In the hustle and bustle of the modern day, it’s rarely feasible to host every single meeting that you might require on-site, or even in-person. Conference calls have been all the rage for decades, but can be a costly addition to your phone bill; email helps keep in touch at all times, but is only as powerful as your ability to translate your intents and needs into written words, and your colleagues’ ability to spell. That’s not even getting into non-business meetings, like distance learning endeavors and job training for remote employees.
However, as noted by Chron, managing meetings well is the only way to manage your business well; if your employees don’t know the direction your company is headed, there’s no way for them to carry out their duties with that goal in mind. Likewise, if your students can never figure out when a digital lecture is supposed to be held, then there’s not much point in signing up for your distance learning course at all.
- Start Video Conferencing
From the endeavor to “build a better mousetrap” in the remote communication sphere, companies like Blue Jeans have turned video conferencing into the best way to handle long-distance meetings, hands down. This allows you and all attendees to read each other’s body language and expressions—it could even make it possible to communicate remotely with students and employees speaking American Sign Language without resorting to writing everything down.

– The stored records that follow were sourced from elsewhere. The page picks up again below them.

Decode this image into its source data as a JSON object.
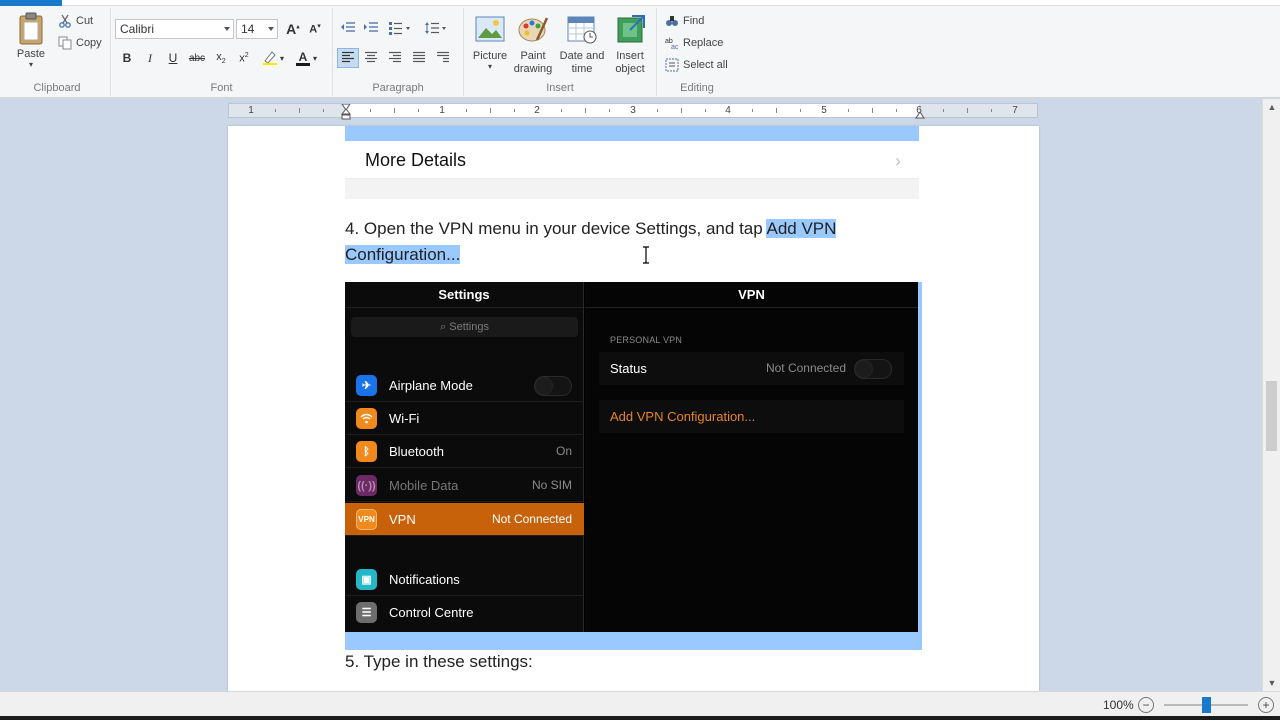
{
  "ribbon": {
    "clipboard": {
      "label": "Clipboard",
      "paste": "Paste",
      "cut": "Cut",
      "copy": "Copy"
    },
    "font": {
      "label": "Font",
      "family": "Calibri",
      "size": "14"
    },
    "paragraph": {
      "label": "Paragraph"
    },
    "insert": {
      "label": "Insert",
      "picture": "Picture",
      "paint_drawing": "Paint drawing",
      "date_time": "Date and time",
      "insert_object": "Insert object"
    },
    "editing": {
      "label": "Editing",
      "find": "Find",
      "replace": "Replace",
      "select_all": "Select all"
    }
  },
  "ruler": {
    "numbers": [
      "1",
      "1",
      "2",
      "3",
      "4",
      "5",
      "6",
      "7"
    ]
  },
  "document": {
    "more_details": "More Details",
    "step4_prefix": "4. Open the VPN menu in your device Settings, and tap ",
    "step4_highlight_1": "Add VPN",
    "step4_highlight_2": "Configuration...",
    "step5": "5. Type in these settings:"
  },
  "ios": {
    "settings_title": "Settings",
    "search_placeholder": "Settings",
    "vpn_title": "VPN",
    "rows": [
      {
        "label": "Airplane Mode",
        "value": "",
        "icon": "airplane-icon",
        "color": "#1a73e8"
      },
      {
        "label": "Wi-Fi",
        "value": "",
        "icon": "wifi-icon",
        "color": "#f08a1c"
      },
      {
        "label": "Bluetooth",
        "value": "On",
        "icon": "bluetooth-icon",
        "color": "#f08a1c"
      },
      {
        "label": "Mobile Data",
        "value": "No SIM",
        "icon": "antenna-icon",
        "color": "#6b2a63"
      },
      {
        "label": "VPN",
        "value": "Not Connected",
        "icon": "vpn-icon",
        "color": "#f08a1c"
      },
      {
        "label": "Notifications",
        "value": "",
        "icon": "notifications-icon",
        "color": "#23b8c8"
      },
      {
        "label": "Control Centre",
        "value": "",
        "icon": "control-centre-icon",
        "color": "#6d6d6d"
      }
    ],
    "personal_vpn": "PERSONAL VPN",
    "status_label": "Status",
    "status_value": "Not Connected",
    "add_vpn": "Add VPN Configuration..."
  },
  "status": {
    "zoom": "100%",
    "zoom_out": "−",
    "zoom_in": "+"
  },
  "colors": {
    "selection": "#99c9ff",
    "accent": "#1979ca",
    "ios_orange": "#c8620a"
  }
}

Video conferencing allows you to host a long-distance meeting more or less the same way you would host a meeting on-site, but without the issue of printing out information packets for everyone, reserving a board room and paying for your long-distance employees to drive in for the meeting.
- Use Email for Scheduling
When it comes to arranging remote meetings, there’s no better way than email. This gives everyone involved a written document to refer to when it comes time to attend the meeting, and can help even your most tardy employees to arrive on time by giving everyone written confirmation of meeting times. LifeHack recommends flexibility in your scheduling; don’t be afraid to postpone, reschedule, or refuse to do anything of the sort. Be understanding of remote employees’ schedules, but firm where necessary.
- Always Have an Agenda
According to Forbes, you need clear objectives in every meeting you host; this applies to remote meetings even more than in-person thanks to differing time zones, tight schedules and the necessity for clarity in direction and guidance. Spend a good amount of time before each meeting assembling an agenda for the meeting down to the minute—but don’t expect to stick to it directly. Stay on-topic as much as possible, but be prepared to spend a little time explaining confusing issues or answering questions.
- Always Have Extra Time
On that note, always schedule in extra time in your agenda. With services like Blue Jeans distance learning is easier than ever—but that doesn’t mean you shouldn’t have a little breathing room. Whether you’re hosting a lecture or talking about this year’s profit and loss, always schedule in extra time for any questions and concerns your attendees may have. This may seem more important for bookworms than businesses,
- Share All Materials
Before the meeting, email out copies of the agenda to everyone attending so they understand the schedule at hand and know when to ask their questions without throwing off the flow of the meeting. When the meeting is over, email copies of any documents you used for your presentations and discussions, including PDFs and slideshows. If you took meeting minutes—which you should have—send these out as well within a couple hours of the meeting. Don’t wait too long to send literature to the attendees; it should arrive while the meeting itself is still fresh in their mind. If you find that you’ve forgotten to send out a key document more than 5 hours after the meeting, send it out immediately with a notice that it was long in the shuffle, and how it applies to anything else you sent.
Stay In Touch
The key to properly managing any long-distance meeting is preparation. Make sure that everyone knows the exact time the meeting is to take place, make sure everyone gets all the materials they need to make sense of the meeting’s purpose, and absolutely make sure that you know what you intend to say. Video conferencing makes it easier to host natural, comfortable remote meetings every day, but that doesn’t mean you can renege on your end of the deal and cut corners on the planning process.
As long as you know what you’re saying and everyone else knows when and how you intend to say it, managing your long distance meetings should be easy. Be flexible on when the meeting is to be held, but never start late. Before long you’ll be happier doing video conferences and hosting lectures online than in person!